Ah, I see now you're not looking at devices/drivers, as I had assumed -- Motion Lighting is a child app of Mode and Motion Lighting. ZMC actually does both -- a child app for each instance, and each of those apps creates a child motion sensor device. That last thing is all I was really thinking about in my response above.
In many cases, a parent app in this case is often little more than a way to "group" related apps. (In others, it serves some app-wide function, like communicating between different child apps, presumably how Rule Machine handles things like "Run rule actions" and pausing/resuming one rule from another.) In this case, it's pretty simple: write the child app more or less like normal, as in your "Switch-Contact" example above, but in its definition
, include a key/value like:
parent: "MyNamespace:MyAppName"
Then, write an app with that namespace and name (spaces are allowed, at least in the app name; other characters get...tricky from what I recall).

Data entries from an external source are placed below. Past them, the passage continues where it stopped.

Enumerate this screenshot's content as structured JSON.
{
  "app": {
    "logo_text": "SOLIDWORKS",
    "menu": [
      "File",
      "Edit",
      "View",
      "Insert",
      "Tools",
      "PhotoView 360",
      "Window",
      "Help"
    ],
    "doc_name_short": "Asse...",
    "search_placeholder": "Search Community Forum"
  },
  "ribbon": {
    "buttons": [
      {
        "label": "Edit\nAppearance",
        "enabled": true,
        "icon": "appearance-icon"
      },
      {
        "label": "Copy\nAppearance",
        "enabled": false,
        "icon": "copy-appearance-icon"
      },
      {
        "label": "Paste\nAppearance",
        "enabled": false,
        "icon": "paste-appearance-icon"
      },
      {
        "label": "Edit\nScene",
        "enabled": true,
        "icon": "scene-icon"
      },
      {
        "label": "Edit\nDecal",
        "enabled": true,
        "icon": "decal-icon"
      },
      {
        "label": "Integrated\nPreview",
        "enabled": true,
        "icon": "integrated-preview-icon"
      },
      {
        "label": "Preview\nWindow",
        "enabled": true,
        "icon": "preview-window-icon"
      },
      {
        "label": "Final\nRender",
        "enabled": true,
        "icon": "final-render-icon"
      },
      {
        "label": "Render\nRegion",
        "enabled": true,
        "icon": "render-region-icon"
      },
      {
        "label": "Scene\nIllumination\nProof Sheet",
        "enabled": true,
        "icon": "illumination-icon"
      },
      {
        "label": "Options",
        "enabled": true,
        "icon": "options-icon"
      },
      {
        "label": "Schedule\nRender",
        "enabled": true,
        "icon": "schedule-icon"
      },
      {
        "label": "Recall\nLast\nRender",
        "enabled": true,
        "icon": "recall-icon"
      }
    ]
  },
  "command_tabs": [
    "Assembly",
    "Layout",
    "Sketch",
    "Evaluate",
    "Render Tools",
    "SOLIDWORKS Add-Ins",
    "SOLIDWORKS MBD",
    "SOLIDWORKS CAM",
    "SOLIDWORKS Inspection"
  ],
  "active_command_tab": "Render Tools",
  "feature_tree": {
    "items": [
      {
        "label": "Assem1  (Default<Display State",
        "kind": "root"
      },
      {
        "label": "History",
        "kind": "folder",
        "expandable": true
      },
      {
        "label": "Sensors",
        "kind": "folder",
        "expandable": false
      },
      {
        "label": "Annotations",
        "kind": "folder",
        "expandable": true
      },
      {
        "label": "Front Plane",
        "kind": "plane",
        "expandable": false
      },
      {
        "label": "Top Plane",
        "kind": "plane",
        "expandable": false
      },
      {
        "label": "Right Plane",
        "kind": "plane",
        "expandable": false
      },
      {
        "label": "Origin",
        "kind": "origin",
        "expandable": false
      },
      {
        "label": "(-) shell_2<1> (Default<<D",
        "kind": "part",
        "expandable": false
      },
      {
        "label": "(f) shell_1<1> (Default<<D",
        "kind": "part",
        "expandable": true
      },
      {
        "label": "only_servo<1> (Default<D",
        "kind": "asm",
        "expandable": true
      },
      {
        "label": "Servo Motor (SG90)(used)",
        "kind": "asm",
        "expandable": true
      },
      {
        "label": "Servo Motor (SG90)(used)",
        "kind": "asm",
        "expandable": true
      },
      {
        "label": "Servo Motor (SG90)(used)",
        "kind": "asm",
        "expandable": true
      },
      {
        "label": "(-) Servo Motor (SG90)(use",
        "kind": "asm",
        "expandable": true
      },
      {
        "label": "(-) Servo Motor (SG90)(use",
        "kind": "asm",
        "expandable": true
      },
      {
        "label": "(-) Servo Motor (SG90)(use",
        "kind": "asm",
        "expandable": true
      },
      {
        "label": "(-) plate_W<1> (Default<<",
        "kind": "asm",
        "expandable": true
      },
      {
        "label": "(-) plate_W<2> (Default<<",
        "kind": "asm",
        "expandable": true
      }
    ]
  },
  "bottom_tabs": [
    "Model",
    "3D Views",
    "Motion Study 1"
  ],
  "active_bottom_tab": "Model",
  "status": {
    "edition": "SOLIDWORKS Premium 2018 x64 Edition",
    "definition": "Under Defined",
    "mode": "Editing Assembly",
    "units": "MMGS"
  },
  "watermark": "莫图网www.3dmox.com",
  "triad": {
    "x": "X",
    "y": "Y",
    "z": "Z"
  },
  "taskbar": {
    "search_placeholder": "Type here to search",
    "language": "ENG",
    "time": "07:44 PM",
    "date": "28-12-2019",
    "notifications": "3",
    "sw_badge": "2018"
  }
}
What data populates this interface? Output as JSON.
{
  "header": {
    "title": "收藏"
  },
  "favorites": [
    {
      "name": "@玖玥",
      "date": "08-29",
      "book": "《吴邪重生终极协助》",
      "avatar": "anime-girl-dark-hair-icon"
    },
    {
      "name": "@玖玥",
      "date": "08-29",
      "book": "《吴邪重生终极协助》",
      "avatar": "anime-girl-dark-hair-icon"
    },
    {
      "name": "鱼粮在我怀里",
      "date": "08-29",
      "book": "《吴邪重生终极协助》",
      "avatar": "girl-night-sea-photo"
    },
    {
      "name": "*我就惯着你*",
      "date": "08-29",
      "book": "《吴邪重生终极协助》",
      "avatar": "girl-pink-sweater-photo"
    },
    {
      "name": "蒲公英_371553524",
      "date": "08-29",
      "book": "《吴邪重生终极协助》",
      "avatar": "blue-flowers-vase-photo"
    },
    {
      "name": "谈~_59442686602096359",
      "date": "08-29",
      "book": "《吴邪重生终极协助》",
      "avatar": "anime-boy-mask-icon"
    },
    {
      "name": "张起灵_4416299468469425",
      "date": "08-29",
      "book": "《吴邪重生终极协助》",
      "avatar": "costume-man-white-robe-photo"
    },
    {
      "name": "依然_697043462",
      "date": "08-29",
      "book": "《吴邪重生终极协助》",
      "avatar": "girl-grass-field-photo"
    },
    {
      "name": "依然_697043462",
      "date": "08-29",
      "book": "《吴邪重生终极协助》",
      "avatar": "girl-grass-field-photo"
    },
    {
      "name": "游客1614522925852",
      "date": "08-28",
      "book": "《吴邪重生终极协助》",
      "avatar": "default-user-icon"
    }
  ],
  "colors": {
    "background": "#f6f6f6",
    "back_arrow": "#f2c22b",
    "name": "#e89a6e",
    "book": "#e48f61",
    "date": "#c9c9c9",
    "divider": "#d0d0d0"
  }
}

Somewhere in that app page, you can show child apps and allow creating new ones (this will automatically do both) by writing a line like:
app name: "childAppList", appName: "MyChildAppName", namespace: "MyChildAppNamespace", title: "Add New (child app name)", multiple: true
This goes inside a section
on a page
, just like input
and friends do.
Often with parent apps, you'll also want to add something like this to their definition
:
singleInstance: true,
installOnOpen: true,
This will only let the user install a single instance of the parent (not always desirable, but it often is) and automatically "install' the app when opening, avoiding the need for the user to "Done" or "Install" out of it before it begins permanently residing in the "Apps" list, possibly saving some frustration later if they begin creating child apps before finishing things up with the parent app.
I'm not seeing anything exactly like this in the example, but there should be plenty of community apps. Here's a simple one of mine: Hubitat/apps/TimedSwitchHelper at master · RMoRobert/Hubitat · GitHub
But since you mentioned "events," I assume you may still be interested in devices. The example app above is a bit odd in that it uses a virtual instead of component driver for the child, but I suppose that's still one way you can do this.